Saturday, March 28, 2015

Parents concerned about MCPS Chromebook rollout holding meeting in Bethesda March 30

Montgomery County Public Schools made national headlines last summer when it announced it was distributing free laptops and tablets to students. The initiative was one of several efforts to address the persistent achievement gap in the school system. That program began this academic year with 30,000 Google Chromebooks in Grades 3-6 and 10,000 in high school classes. The number will expand in the future.

Parents have expressed privacy and security concerns about the technology, as the laptops have student-specific accounts. MCPS has said its network is closed and secure, but data is uploaded to "the cloud" for access elsewhere.

A group calling itself Parents for the Responsible Use of Technology in School is hosting a meeting to discuss various issues of concern ranging from privacy to safety to cyberbullying this Monday, March 30, from 7:00-8:30 PM at the Bethesda Library. The library is located at 7400 Arlington Road.

The group also aims to generate an action plan to help teachers as the MCPS Technology Initiative expands.

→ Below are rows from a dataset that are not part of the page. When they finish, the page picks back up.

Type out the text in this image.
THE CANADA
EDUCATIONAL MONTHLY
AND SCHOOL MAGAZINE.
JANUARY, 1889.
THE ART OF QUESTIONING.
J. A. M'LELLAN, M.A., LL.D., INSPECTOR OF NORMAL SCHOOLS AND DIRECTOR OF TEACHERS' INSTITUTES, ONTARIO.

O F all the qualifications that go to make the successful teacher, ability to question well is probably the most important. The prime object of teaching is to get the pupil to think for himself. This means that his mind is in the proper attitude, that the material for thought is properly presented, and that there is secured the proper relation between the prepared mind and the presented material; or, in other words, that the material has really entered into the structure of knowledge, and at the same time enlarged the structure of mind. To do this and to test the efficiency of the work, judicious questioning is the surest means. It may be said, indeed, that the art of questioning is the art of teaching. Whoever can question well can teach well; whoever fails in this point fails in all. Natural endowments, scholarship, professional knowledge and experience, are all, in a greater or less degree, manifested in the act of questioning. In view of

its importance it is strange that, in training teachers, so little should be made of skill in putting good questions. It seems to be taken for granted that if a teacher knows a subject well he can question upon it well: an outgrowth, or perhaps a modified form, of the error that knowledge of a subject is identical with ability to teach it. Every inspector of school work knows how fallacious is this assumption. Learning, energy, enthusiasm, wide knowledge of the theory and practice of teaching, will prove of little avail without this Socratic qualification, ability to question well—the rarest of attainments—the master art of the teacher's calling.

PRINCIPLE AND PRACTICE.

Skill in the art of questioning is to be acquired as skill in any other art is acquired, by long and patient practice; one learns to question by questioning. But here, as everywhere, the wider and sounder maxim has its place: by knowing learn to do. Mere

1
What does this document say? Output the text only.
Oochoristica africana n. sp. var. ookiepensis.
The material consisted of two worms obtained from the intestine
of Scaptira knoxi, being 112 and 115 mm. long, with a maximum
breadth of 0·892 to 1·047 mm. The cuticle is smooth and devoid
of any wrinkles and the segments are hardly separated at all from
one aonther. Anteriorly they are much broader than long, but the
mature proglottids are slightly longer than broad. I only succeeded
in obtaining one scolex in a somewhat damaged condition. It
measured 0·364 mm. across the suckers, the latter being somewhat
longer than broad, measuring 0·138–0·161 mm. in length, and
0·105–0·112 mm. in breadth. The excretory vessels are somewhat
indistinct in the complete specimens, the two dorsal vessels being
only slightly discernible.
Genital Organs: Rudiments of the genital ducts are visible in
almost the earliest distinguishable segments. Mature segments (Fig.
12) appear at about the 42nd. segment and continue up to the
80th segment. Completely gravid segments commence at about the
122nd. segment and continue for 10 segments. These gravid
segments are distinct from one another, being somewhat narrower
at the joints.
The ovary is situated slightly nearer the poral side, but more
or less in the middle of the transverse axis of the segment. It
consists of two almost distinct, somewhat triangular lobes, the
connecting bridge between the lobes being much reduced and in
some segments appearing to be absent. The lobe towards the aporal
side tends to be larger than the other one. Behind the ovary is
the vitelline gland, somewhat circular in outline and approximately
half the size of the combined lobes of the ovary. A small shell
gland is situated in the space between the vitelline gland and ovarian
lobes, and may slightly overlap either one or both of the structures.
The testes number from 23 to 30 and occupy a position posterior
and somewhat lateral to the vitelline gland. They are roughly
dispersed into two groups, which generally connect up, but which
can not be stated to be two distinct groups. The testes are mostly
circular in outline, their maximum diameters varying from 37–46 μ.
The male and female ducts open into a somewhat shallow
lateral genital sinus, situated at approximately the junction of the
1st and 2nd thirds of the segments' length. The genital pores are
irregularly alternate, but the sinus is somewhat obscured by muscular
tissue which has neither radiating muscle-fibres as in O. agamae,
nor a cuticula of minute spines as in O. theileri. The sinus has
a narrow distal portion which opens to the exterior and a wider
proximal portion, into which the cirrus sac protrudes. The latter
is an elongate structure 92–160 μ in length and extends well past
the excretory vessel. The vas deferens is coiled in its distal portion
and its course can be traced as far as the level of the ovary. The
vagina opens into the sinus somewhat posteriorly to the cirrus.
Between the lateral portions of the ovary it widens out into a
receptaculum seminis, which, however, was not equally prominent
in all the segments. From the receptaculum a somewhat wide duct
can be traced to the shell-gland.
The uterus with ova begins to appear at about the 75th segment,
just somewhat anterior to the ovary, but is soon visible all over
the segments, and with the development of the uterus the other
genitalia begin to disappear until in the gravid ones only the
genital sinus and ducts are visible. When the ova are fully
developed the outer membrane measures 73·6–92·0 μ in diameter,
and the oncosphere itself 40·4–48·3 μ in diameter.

Here is Monday night's agenda:

A. Technology in the Classroom.
B.  Preparation— students, parents, teachers;
C.  Testing—PARCC & other testing;
D.  Privacy—data mining by 3rd parties; access to health records;
E.  Security—protection of data collected;
F.  Safety– wireless vs. cable, code of conduct, bullying
G.  Create working groups and a plan of action with measurable goals.